Tensorway uses fixed project, retainer, dedicated team pricing with a minimum engagement of $30K. SoluLab uses fixed project, dedicated team pricing with a minimum engagement of $15K. Neither firm publishes a full rate card; a discovery call is required for project-specific quotes.
Which is better for enterprise: Tensorway or SoluLab?
Neither is the better enterprise choice due to team size and compliance capabilities. For large-scale enterprise AI programmes with multi-region requirements, EPAM Systems (10,000+ engineers) is worth evaluating alongside both firms.
What are the main differences between Tensorway and SoluLab?

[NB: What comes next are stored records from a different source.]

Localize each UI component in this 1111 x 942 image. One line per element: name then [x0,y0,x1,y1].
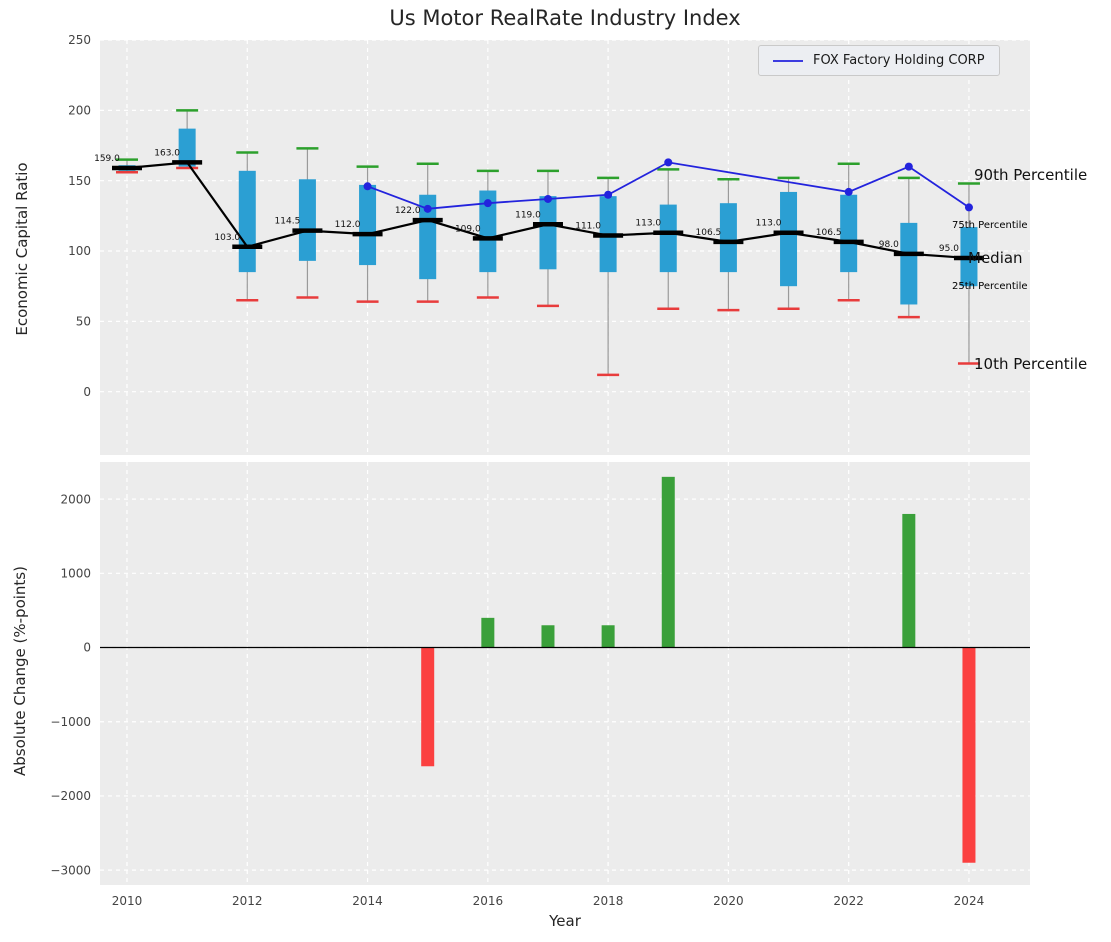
tick-label: 113.0 [756,219,782,229]
boxplot-2015 [416,162,439,303]
tick-label: 2010 [112,894,143,908]
legend-line-sample-icon [773,59,803,62]
tick-label: 119.0 [515,210,541,220]
fox-point-2024 [964,203,973,212]
tick-label: 159.0 [94,154,120,164]
change-bar-2024 [962,647,976,863]
annotation-10th-percentile: 10th Percentile [974,355,1088,373]
iqr-box [539,196,557,270]
tick-label: 2014 [352,894,383,908]
top-y-axis-label: Economic Capital Ratio [13,162,31,336]
bottom-y-axis-label: Absolute Change (%-points) [11,566,29,776]
fox-point-2016 [483,199,492,208]
x-axis-label: Year [549,912,581,930]
iqr-box [719,203,737,273]
annotation-25th-percentile: 25th Percentile [952,281,1028,292]
tick-label: 0 [83,641,91,655]
tick-label: 2020 [713,894,744,908]
tick-label: 113.0 [635,219,661,229]
tick-label: 0 [83,385,91,399]
boxplot-2017 [536,169,559,308]
fox-point-2018 [604,190,613,199]
tick-label: 109.0 [455,224,481,234]
fox-point-2017 [543,194,552,203]
tick-label: 95.0 [939,244,959,254]
iqr-box [178,128,196,167]
tick-label: 150 [68,174,91,188]
boxplot-2020 [717,178,740,312]
tick-label: 200 [68,104,91,118]
tick-label: 2016 [473,894,504,908]
tick-label: 114.5 [275,217,301,227]
boxplot-2013 [296,147,319,299]
change-bar-2018 [601,625,615,648]
tick-label: 250 [68,33,91,47]
tick-label: 50 [76,315,91,329]
tick-label: 2022 [833,894,864,908]
iqr-box [780,191,798,287]
tick-label: 106.5 [816,228,842,238]
change-bar-2015 [421,647,435,767]
tick-label: 1000 [60,567,91,581]
iqr-box [238,170,256,273]
iqr-box [359,184,377,266]
tick-label: 100 [68,244,91,258]
change-bars [421,476,976,863]
tick-label: 163.0 [154,148,180,158]
axis-ticks: 0 50 100 150 200 250 −3000 −2000 −1000 0 1000 2000 2… [50,33,984,908]
iqr-box [840,194,858,273]
iqr-box [419,194,437,280]
iqr-box [479,190,497,273]
tick-label: −3000 [50,863,91,877]
tick-label: 106.5 [696,228,722,238]
change-bar-2016 [481,617,495,648]
bottom-axes-background [100,462,1030,885]
change-bar-2017 [541,625,555,648]
fox-factory-series [363,158,973,213]
change-bar-2019 [661,476,675,648]
tick-label: −2000 [50,789,91,803]
fox-point-2023 [904,162,913,171]
tick-label: 111.0 [575,222,601,232]
fox-point-2019 [664,158,673,167]
tick-label: 2018 [593,894,624,908]
tick-label: 2000 [60,492,91,506]
fox-point-2022 [844,187,853,196]
median-markers: 159.0 163.0 103.0 114.5 112.0 122.0 109.0 119.0… [94,148,984,261]
boxplot-2022 [837,162,860,302]
boxplot-2021 [777,176,800,310]
tick-label: 98.0 [879,240,899,250]
legend: FOX Factory Holding CORP [758,45,1000,76]
iqr-box [659,204,677,273]
fox-point-2015 [423,204,432,213]
tick-label: 103.0 [214,233,240,243]
boxplot-2016 [476,169,499,299]
tick-label: −1000 [50,715,91,729]
tick-label: 2012 [232,894,263,908]
chart-title: Us Motor RealRate Industry Index [389,6,741,30]
change-bar-2023 [902,513,916,648]
fox-point-2014 [363,182,372,191]
tick-label: 122.0 [395,206,421,216]
boxplot-2011 [176,109,199,170]
annotation-median: Median [968,249,1023,267]
boxplot-2019 [657,168,680,310]
boxplot-2023 [897,176,920,319]
annotation-90th-percentile: 90th Percentile [974,166,1088,184]
annotation-75th-percentile: 75th Percentile [952,220,1028,231]
legend-label: FOX Factory Holding CORP [813,53,985,68]
tick-label: 112.0 [335,220,361,230]
iqr-box [298,179,316,261]
tick-label: 2024 [954,894,985,908]
iqr-box [900,222,918,305]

Tensorway's primary differentiator is: ai-native from founding: every engineer is an agent specialist, not a repositioned generalist. SoluLab's primary differentiator is: lowest minimum engagement ($15k) of any firm on this list; accessible starting point before committing to larger ai-native vendors. They also differ in team size (11–50 vs 201–500), minimum engagement ($30K vs $15K), and primary industries served (SaaS, Fintech vs Fintech, Healthcare).
Last reviewed: June 2026. Verify all details directly with each company before making a decision.